MINNEAPOLIS (WCCO) — Russian president Vladimir Putin said Tuesday that the man who leaked secret documents about a U.S. surveillance program is holed up inside the Moscow airport. On Sunday, Edward Snowden flew from Hong Kong to Russia – a country that has no extradition agreement with the US.
Now, he’s trying to get to Ecuador. That has a lot of you wondering: Why is Snowden asking the government of Ecuador to take him in?
According to Christopher Sabatini, the senior director for policy at the Americas Society and Council of the Americas, it stems from Rafael Correa, the president of Ecuador.
“He really is someone who’s very flamboyant, very arrogant actually on the personal level — I know him,” Sabatini said.
Correa received his Ph.D in Economics from the University of Illinois in 2001, but Sabatini said his father was indicted for drug trafficking by the U.S.
“It’s really about striking a blow, in his view, against imperialism,” Sababtini said.
In 2012, Ecuador granted asylum to WikiLeaks founder Julian Assange after he was charged with sexual assault in Sweden, allegations Assange denies. For more than a year, Assange has been living in the Ecuadoran embassy in London.
In his letter officially requesting asylum to Ecuador, Snowden wrote, “I have been accused of being a traitor,” and “There have been calls for me to executed or imprisoned.”
Despite an extradition treaty with the U.S., the foreign minister of Ecuador said his country will “study thoroughly” Snowden’s application.
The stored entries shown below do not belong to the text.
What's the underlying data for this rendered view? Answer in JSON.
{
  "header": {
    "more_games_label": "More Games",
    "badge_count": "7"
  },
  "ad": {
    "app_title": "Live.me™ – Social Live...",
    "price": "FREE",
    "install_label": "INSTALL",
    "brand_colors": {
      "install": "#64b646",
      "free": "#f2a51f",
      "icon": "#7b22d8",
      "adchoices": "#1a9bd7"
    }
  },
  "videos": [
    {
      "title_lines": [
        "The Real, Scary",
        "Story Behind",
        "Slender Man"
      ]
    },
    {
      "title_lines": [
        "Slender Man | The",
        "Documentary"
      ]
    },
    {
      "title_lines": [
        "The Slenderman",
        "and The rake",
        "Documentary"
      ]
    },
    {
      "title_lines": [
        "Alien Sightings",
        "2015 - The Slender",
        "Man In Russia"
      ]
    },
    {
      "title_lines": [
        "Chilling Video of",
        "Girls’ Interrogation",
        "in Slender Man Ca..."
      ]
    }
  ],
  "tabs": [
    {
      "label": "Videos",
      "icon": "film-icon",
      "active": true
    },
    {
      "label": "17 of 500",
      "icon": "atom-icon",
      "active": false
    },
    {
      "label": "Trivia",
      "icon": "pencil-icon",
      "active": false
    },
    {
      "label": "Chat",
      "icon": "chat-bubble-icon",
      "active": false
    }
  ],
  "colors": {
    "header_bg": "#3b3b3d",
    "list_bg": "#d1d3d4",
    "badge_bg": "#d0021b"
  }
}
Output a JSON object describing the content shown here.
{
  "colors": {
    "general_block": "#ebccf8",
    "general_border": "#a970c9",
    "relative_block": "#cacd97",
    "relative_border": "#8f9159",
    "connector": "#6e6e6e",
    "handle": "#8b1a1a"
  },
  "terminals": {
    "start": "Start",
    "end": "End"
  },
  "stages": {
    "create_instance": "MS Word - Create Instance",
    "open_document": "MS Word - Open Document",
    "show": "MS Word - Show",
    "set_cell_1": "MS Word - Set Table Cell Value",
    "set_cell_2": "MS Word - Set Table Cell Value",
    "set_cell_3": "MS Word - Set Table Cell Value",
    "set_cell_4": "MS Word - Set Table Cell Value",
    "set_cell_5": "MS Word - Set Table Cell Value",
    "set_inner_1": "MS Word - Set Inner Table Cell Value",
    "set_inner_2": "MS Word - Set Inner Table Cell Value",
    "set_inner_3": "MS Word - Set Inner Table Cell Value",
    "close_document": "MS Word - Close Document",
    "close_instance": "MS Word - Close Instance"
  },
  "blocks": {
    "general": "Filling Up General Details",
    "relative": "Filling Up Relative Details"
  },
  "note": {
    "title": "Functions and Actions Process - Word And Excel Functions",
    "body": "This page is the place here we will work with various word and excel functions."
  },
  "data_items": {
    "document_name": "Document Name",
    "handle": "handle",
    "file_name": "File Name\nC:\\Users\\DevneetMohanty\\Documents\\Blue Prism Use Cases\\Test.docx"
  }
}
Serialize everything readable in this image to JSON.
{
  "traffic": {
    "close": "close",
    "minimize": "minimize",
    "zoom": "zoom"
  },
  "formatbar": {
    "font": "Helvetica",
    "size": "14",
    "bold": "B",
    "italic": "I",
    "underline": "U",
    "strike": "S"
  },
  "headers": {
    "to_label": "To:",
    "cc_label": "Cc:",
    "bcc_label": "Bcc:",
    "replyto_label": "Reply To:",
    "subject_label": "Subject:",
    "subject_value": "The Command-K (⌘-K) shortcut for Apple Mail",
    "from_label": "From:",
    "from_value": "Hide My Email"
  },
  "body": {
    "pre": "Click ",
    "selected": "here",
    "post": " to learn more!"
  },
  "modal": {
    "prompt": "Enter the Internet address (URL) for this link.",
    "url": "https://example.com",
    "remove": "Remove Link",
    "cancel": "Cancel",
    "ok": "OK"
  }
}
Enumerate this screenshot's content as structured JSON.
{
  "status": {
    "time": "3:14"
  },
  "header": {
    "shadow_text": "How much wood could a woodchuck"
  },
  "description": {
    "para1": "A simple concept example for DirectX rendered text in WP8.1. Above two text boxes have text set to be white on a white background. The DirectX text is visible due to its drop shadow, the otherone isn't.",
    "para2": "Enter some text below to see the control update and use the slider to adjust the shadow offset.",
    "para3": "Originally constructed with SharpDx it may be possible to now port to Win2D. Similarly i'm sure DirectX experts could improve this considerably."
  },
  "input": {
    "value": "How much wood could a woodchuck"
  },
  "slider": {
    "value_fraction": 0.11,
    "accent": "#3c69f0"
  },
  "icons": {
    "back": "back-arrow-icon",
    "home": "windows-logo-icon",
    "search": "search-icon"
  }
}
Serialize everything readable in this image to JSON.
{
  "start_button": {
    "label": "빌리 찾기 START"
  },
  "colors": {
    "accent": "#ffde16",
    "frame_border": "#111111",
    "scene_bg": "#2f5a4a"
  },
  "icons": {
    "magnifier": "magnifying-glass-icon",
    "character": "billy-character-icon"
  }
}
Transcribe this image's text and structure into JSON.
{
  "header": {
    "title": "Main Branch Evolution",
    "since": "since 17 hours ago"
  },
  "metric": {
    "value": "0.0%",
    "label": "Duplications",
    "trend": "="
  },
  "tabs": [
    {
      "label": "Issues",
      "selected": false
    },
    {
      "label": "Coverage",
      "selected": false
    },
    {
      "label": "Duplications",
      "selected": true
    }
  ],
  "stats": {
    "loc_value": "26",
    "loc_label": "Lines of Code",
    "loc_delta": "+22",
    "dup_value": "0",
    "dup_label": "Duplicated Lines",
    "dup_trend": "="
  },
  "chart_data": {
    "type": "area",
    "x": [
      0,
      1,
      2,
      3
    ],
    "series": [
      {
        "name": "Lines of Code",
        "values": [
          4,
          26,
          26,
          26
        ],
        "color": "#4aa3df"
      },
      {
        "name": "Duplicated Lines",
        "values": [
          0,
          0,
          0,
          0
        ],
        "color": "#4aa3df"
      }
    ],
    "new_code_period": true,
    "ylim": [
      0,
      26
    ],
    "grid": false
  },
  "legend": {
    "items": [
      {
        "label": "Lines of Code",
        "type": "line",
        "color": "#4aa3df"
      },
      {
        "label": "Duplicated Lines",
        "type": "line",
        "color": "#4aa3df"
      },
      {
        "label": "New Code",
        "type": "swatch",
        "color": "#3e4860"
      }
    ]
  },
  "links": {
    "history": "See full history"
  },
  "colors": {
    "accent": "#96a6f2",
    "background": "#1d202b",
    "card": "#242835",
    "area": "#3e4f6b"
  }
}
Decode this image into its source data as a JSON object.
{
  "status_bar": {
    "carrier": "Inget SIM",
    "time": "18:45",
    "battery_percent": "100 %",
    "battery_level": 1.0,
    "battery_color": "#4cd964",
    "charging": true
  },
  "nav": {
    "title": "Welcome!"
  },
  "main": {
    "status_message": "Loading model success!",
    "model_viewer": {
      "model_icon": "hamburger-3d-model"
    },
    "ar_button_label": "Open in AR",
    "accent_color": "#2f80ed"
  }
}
Correa has been criticized for running an anti-media government. Two weeks ago, the Ecuadoran National Assembly passed a law to restrict journalists from criticizing the government. But on Tuesday, Correa’s foreign minister Ricardo Patino said Snowden’s request “has to do with freedom of expression and with the security of citizens around the world.”
Sabatini believes allowing Snowden inside Ecuador is really more about sticking it to the U.S.
“There’s no strategic reason to do it,” he said. “In fact, doing it would actually bring him more grief than it would be worth.”
He believes it would jeopardize U.S. assistance, visas and end a trade agreement that allows for tariff-free goods between Ecuador and the U.S. He said countries like Cuba, Nicaragua, Bolivia and Venezuela would think twice about granting asylum to Snowden.
“It’s not a welcome task, I think there would be a price to pay,” Sabatini said. “As much as it would bring glory among the anti-globalization crowd, I don’t think it would ultimately benefit any country were they to decide to do it.”